GO, SUPREMES! The big news around here is the US Supreme Court's decision regarding Massey Energy and whether a state justice elected with money from CEO Don Blankenship should recuse himself form cases involving the company. The court said he should. Here's the NY Times on it. Here's the Washington Post. And here's the Charleston Gazette.

A "WARRIOR GENE?" Some scientists think they've found one that is associated with violence. Hmmm...maybe that explains the whole Atreus thing.

ON THAT NOTE, global spending on weapons is through the roof.

BULLY FOR YOU. The research is in, and some strategies seem to work in confronting bullying.

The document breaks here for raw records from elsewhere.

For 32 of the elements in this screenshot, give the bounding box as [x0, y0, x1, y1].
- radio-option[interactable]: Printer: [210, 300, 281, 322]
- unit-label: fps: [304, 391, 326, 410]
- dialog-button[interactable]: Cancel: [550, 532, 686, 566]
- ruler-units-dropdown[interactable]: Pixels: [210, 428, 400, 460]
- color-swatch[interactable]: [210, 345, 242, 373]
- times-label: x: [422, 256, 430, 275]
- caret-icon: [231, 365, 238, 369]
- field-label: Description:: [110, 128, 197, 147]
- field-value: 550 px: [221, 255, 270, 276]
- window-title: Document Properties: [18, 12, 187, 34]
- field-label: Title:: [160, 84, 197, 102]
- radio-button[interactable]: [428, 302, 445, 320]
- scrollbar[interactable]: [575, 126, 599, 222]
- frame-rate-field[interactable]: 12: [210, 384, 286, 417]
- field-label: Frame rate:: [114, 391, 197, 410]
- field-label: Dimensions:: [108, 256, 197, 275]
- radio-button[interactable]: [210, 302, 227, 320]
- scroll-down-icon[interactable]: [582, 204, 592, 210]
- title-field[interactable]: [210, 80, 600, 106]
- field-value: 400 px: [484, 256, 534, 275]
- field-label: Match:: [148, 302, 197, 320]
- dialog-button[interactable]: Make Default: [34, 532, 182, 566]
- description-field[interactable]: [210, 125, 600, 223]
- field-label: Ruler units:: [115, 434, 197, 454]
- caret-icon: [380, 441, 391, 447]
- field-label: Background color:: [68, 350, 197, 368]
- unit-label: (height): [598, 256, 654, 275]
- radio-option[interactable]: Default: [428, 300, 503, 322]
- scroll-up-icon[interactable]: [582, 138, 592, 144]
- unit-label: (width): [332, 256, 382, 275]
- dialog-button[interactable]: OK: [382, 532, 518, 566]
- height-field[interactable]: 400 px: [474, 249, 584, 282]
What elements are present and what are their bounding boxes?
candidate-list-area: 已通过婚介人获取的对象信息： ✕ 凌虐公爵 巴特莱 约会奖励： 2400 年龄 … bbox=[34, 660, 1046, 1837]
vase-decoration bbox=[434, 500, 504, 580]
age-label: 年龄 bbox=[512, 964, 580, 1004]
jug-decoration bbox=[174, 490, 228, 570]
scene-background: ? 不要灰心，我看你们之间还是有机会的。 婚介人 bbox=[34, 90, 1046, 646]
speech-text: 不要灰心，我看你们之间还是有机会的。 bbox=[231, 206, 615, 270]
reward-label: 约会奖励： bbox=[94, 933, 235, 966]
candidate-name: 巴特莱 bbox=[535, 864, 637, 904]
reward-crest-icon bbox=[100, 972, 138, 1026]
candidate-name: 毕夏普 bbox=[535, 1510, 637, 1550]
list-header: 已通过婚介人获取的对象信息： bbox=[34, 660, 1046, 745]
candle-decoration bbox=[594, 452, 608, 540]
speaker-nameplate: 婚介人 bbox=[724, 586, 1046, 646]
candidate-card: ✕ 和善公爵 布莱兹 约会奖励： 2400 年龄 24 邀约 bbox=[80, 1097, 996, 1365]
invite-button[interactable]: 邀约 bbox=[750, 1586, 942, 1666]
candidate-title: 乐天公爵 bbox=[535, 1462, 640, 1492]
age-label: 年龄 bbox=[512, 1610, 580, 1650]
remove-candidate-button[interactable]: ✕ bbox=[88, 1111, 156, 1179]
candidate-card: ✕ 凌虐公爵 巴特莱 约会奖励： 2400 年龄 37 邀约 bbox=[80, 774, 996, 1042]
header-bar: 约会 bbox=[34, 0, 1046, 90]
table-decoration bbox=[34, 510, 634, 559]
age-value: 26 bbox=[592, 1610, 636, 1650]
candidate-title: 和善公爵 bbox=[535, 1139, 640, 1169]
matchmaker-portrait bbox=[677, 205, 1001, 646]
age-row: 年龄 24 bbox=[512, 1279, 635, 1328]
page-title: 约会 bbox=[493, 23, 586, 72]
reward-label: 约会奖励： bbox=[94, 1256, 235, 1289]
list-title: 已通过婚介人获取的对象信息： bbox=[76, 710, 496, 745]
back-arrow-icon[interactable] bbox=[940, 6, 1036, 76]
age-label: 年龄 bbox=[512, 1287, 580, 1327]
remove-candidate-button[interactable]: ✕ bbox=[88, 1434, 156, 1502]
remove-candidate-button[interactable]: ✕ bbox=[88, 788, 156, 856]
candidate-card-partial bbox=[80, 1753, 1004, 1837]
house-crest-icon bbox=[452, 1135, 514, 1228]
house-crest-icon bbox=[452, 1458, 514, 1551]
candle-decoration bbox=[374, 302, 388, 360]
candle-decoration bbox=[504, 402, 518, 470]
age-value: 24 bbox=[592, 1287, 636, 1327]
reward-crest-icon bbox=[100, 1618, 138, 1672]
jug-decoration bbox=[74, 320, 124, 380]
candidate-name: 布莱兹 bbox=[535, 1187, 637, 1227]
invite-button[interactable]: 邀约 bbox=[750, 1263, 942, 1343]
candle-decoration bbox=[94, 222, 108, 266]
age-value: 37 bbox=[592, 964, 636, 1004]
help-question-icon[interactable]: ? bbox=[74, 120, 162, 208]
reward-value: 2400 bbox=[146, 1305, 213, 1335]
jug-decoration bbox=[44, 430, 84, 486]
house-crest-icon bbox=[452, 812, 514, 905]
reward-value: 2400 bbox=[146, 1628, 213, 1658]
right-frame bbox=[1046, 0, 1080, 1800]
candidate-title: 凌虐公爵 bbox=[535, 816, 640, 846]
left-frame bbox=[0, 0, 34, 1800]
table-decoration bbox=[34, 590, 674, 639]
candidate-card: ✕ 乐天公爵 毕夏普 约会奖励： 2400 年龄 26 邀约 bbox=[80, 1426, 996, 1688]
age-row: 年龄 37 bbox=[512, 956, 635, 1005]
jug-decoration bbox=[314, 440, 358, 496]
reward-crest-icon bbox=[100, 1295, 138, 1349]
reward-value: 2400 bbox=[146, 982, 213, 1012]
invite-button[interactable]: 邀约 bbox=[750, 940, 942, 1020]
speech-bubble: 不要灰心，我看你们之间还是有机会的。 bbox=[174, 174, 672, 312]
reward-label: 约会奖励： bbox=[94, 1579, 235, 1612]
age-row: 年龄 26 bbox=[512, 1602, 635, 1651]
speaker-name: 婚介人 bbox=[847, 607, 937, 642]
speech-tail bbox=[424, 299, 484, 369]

GOAT ROPE ADVISORY LEVEL: ELEVATED

June 08, 2009

Out of the darkness



The theme at Goat Rope these days has been Greek tragedy but you'll find links and comments about current events below. Today we start on the Oresteia by Aeschylus, one of the greatest dramatic works ever written. Its great theme is the human journey from violence and barbarism to democracy and the rule of law. Too bad the journey isn't over yet

According to Robert Fagles and W.B. Stanford,

Aeschylus was forty five in 480 B.C. when the Persians sacked Athens and destroyed the shrines of the gods on the Acropolis. Soon afterwards he fought in the forces which defeated the Persians at Salamis and Plataea, as he had fought in the Greek victory at Marathon ten years before. The Greeks in general, and the Athenians in particular, because they had played the major part in the triumph of Hellas, saw these victories as a triumph of right over might, courage over fear, freedom over servitude, moderation over arrogance.


In the optimistic climate that prevailed after that great victory, it was hoped that a new era of harmony, rationality, and justice would prevail. Aeschylus' trilogy about the violence-ridden family of Atreus developed these themes.

More to come.

CEO PAY. The Obama administration is proposing that firms that have received two rounds of bailout money must submit changes in executive pay to government oversight.

GROSSED OUT. Some scientists suggest a link between the emotion of disgust and conservative political attitudes.

HEALTH CARE. Millions of Americans want a public option to be included in health care reform, but it's going to be a struggle to get one.